Un tripudio di profumi marini che danzano nell'aria: lo zafferano dipinge il riso di un oro intenso, mentre le valve delle cozze si schiudono come perle nere incastonate. I gamberi rosati si arricciano al calore, i calamari restano teneri ma consistenti, e gli scampi rilasciano un succo dolce che si fonde con il brodo. Ogni boccone è un mosaico di sapori: la croccantezza del socarrat (il fondo tostato), la morbidezza del riso perfettamente al dente e l'esplosione salmastra dei frutti di mare.
Consumare entro 24 ore, conservando in frigorifero in un contenitore ermetico. Riscaldare solo la porzione necessaria in padella a fuoco medio-basso con un goccio di brodo o acqua per evitare che il riso si secchi. Non congelare, poiché i frutti di mare diventerebbero gommosi e perderebbero la loro texture caratteristica.
1. Tostare leggermente il riso nella padella prima di aggiungere il brodo per esaltarne la nocività e ottenere un risultato più profumato. 2. Aggiungere i frutti di mare a scalare: prima calamari e cozze, poi gamberi e scampi negli ultimi 5 minuti di cottura, per preservarne la tenerezza.

Tesoro, prima di tutto dedichiamoci ai nostri tesori del mare. Spazzola bene le cozze sotto l'acqua corrente, togliendo ogni traccia di sabbia. I calamari vanno puliti con delicatezza: togli l'osso trasparente, gli occhi e il becco, poi tagliali ad anelli non troppo sottili. I gamberi e gli scampi vanno solo sciacquati e asciugati con un panno, lascia le teste che daranno sapore. Metti tutto da parte in ciotole separate, coperto con un panno umido.
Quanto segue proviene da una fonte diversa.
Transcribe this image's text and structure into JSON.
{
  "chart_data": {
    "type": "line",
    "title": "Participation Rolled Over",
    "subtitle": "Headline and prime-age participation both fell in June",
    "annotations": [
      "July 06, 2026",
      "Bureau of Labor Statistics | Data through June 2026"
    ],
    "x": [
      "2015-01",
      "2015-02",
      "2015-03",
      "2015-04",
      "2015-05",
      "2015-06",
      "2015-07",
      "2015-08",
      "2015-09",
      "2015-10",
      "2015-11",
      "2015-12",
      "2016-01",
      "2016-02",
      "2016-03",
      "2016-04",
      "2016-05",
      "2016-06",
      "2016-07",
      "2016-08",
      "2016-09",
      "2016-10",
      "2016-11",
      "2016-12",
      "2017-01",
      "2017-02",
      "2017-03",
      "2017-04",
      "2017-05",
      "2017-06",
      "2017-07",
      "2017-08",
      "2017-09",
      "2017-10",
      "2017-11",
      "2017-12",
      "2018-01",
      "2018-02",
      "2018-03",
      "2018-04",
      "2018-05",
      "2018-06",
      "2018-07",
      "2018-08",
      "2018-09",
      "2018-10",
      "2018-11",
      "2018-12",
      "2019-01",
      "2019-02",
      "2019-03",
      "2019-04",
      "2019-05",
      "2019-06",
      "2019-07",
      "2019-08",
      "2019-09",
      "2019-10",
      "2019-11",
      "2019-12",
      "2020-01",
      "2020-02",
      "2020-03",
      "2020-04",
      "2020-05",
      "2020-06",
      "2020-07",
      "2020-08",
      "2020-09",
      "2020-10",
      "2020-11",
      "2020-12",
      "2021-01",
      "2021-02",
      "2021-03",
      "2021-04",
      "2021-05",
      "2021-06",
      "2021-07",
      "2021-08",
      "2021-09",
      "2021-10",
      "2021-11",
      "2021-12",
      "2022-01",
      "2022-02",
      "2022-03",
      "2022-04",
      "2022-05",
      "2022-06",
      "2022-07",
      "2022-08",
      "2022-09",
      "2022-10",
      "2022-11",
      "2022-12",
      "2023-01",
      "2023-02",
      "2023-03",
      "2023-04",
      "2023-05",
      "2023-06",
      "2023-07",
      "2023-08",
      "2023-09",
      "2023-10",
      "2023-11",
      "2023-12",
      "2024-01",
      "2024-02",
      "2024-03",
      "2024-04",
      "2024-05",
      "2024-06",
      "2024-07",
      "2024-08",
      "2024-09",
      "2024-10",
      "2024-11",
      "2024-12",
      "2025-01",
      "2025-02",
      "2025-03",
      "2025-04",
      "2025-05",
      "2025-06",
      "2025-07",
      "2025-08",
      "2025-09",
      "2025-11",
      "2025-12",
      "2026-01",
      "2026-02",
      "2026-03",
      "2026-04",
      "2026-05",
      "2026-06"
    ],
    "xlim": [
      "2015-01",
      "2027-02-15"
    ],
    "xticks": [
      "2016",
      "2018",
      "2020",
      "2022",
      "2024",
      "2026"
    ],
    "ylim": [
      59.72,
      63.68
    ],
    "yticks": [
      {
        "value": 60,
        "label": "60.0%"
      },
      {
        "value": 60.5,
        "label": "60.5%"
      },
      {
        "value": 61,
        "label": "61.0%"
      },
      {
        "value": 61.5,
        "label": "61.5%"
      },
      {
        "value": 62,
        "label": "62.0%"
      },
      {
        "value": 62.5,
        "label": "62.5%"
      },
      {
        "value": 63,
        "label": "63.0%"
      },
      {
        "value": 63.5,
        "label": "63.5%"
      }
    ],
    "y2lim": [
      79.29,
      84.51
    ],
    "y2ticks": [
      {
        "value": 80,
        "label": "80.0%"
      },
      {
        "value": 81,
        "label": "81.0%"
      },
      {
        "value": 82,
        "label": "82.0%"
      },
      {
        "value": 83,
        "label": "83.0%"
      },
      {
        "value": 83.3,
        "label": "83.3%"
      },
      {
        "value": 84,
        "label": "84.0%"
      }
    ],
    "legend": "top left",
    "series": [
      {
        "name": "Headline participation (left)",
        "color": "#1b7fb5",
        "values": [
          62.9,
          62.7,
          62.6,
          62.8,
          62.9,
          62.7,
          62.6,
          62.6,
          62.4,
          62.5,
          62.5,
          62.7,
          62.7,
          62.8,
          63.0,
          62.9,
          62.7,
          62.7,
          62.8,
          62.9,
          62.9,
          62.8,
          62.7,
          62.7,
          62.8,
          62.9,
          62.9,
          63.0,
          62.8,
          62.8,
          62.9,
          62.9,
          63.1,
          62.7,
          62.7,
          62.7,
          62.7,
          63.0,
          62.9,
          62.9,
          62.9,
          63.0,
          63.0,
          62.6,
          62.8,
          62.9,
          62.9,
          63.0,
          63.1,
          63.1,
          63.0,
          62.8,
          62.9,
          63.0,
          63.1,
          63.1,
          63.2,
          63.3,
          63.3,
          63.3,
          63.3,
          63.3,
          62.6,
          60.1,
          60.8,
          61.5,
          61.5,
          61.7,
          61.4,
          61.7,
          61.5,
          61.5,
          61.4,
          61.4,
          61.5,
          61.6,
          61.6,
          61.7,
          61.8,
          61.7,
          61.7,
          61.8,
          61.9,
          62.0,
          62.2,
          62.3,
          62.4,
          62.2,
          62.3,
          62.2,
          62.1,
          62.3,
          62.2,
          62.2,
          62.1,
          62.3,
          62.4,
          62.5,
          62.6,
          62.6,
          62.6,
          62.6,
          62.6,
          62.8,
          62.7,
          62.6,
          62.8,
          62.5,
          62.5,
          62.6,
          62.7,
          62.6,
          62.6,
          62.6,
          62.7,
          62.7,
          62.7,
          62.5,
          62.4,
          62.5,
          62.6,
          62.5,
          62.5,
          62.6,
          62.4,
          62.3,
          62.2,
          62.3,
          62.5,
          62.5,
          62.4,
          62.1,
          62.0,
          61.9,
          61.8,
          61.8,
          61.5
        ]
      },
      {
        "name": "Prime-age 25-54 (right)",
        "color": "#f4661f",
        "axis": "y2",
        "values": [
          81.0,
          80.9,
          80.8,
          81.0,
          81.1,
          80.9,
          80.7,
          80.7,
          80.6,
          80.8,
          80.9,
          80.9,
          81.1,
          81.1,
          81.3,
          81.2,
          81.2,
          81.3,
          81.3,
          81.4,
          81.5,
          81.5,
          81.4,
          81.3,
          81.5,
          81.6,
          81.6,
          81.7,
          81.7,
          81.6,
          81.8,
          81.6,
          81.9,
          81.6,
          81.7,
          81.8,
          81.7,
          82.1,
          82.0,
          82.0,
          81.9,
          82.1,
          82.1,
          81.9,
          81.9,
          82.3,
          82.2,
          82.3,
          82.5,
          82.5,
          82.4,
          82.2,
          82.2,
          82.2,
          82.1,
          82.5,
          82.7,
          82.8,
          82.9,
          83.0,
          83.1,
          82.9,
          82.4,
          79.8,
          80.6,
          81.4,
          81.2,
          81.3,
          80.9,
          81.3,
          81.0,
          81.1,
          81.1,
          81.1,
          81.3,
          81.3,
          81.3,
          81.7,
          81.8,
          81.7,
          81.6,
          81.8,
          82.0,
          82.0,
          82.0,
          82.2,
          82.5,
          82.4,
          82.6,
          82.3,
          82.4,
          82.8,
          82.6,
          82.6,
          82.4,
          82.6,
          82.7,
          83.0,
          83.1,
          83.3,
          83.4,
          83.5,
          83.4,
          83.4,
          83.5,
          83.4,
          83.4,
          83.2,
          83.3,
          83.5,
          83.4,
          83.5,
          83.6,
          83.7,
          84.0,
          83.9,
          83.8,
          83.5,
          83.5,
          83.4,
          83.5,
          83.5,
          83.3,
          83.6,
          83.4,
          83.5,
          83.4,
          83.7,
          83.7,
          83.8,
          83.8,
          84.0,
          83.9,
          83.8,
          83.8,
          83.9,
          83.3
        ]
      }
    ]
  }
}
Ora prepariamo la base profumata. Metti nella ciotola la cipolla tagliata a pezzi e l'aglio sbucciato. Aziona per qualche secondo a velocità 5, finché non diventa tutto tritato fine come una carezza. Aggiungi l'olio e cuoci per 3 minuti a 100 gradi con la pala, a velocità antiorario lenta. Devi sentire quel profumo dolce che ti avvolge la cucina.
Aggiungi il pomodoro tagliato a pezzi, la paprika dolce e lo zafferano. Mescola per 2 minuti a 100 gradi, sempre con la pala a velocità antiorario. Vedrai il soffritto colorarsi di un arancione caldo e profumato, lo zafferano comincerà a rilasciare il suo oro.
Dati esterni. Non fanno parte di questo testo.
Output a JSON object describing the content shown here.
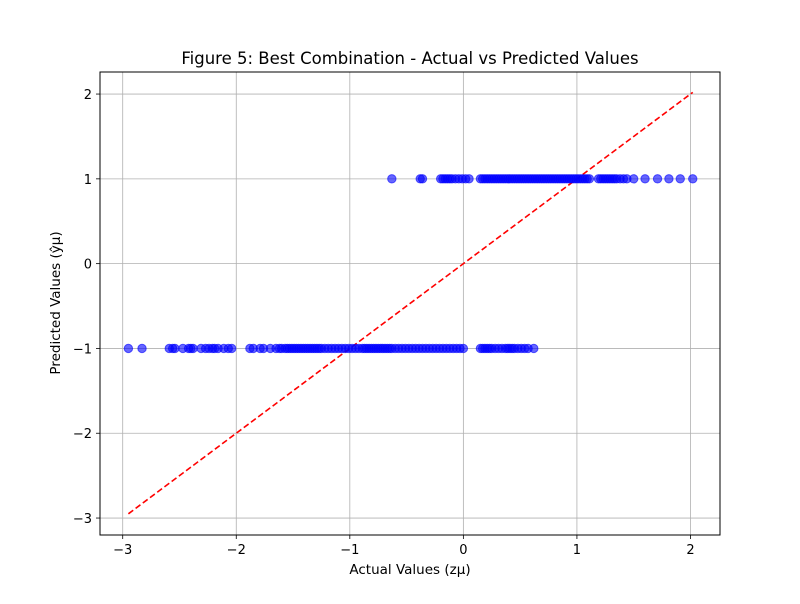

Versa il riso nella ciotola e tostalo per 2 minuti a 100 gradi, mescolando con la pala a velocità antiorario. Il riso deve diventare traslucido ai bordi e assorbire tutti i profumi. È il momento in cui prende carattere, tesoro.
Ora inizia la magia: versa 250 ml di fumetto di crostacei caldo. Mescola per 5 minuti a 100 gradi con la pala a velocità antiorario. Il riso comincerà a rilasciare l'amido e a creare una bella cremina. Assaggia e regola di sale e pepe, ma con delicatezza.
Aggiungi altri 250 ml di brodo e continua la cottura per 5 minuti a 100 gradi, sempre mescolando con la pala. Il riso si gonfierà piano piano, assorbendo il sapore del mare. Controlla la consistenza: deve essere cremoso ma non troppo asciutto.
Ora passiamo alla padella, tesoro. In una padella larga, fai scaldare un filo d'olio. Aggiungi prima i calamari e cuoci per 2 minuti a fuoco vivace, poi unisci gamberi e scampi. Dopo un altro minuto, aggiungi le cozze e copri con un coperchio. Lascia che si aprano tutte, ci vorranno 3-4 minuti. Spegni e tieni da parte con il loro succo.
Versa gli ultimi 250 ml di brodo nel robot e cuoci per altri 4 minuti a 100 gradi con la pala. Il riso dovrebbe essere quasi al dente, con ancora un po' di liquido. Assaggia e aggiusta di sale se necessario.
Trasferisci il riso nella padella con i frutti di mare e tutti i loro succhi. Mescola delicatamente con un cucchiaio di legno, come se accarezzassi un bambino. Lascia che i sapori si sposino per un minuto a fuoco bassissimo.
Ora il colpo di teatro: alza il fuoco a medio-alto per 2-3 minuti, senza mescolare. Sentirai un leggero crepitio: è il fondo che si tosta, il famoso socarrat. Spegni e lascia riposare per 5 minuti coperto con un panno. Questo riposo è fondamentale, fa diventare la paella una cosa sola.
Porta in tavola la padella ancora calda, decorando con qualche foglia di prezzemolo se ti piace. Servi subito, mentre le cozze sono ancora aperte come fiori neri e il riso brilla d'oro. Ogni boccone sarà un viaggio nel Mediterraneo, te lo prometto.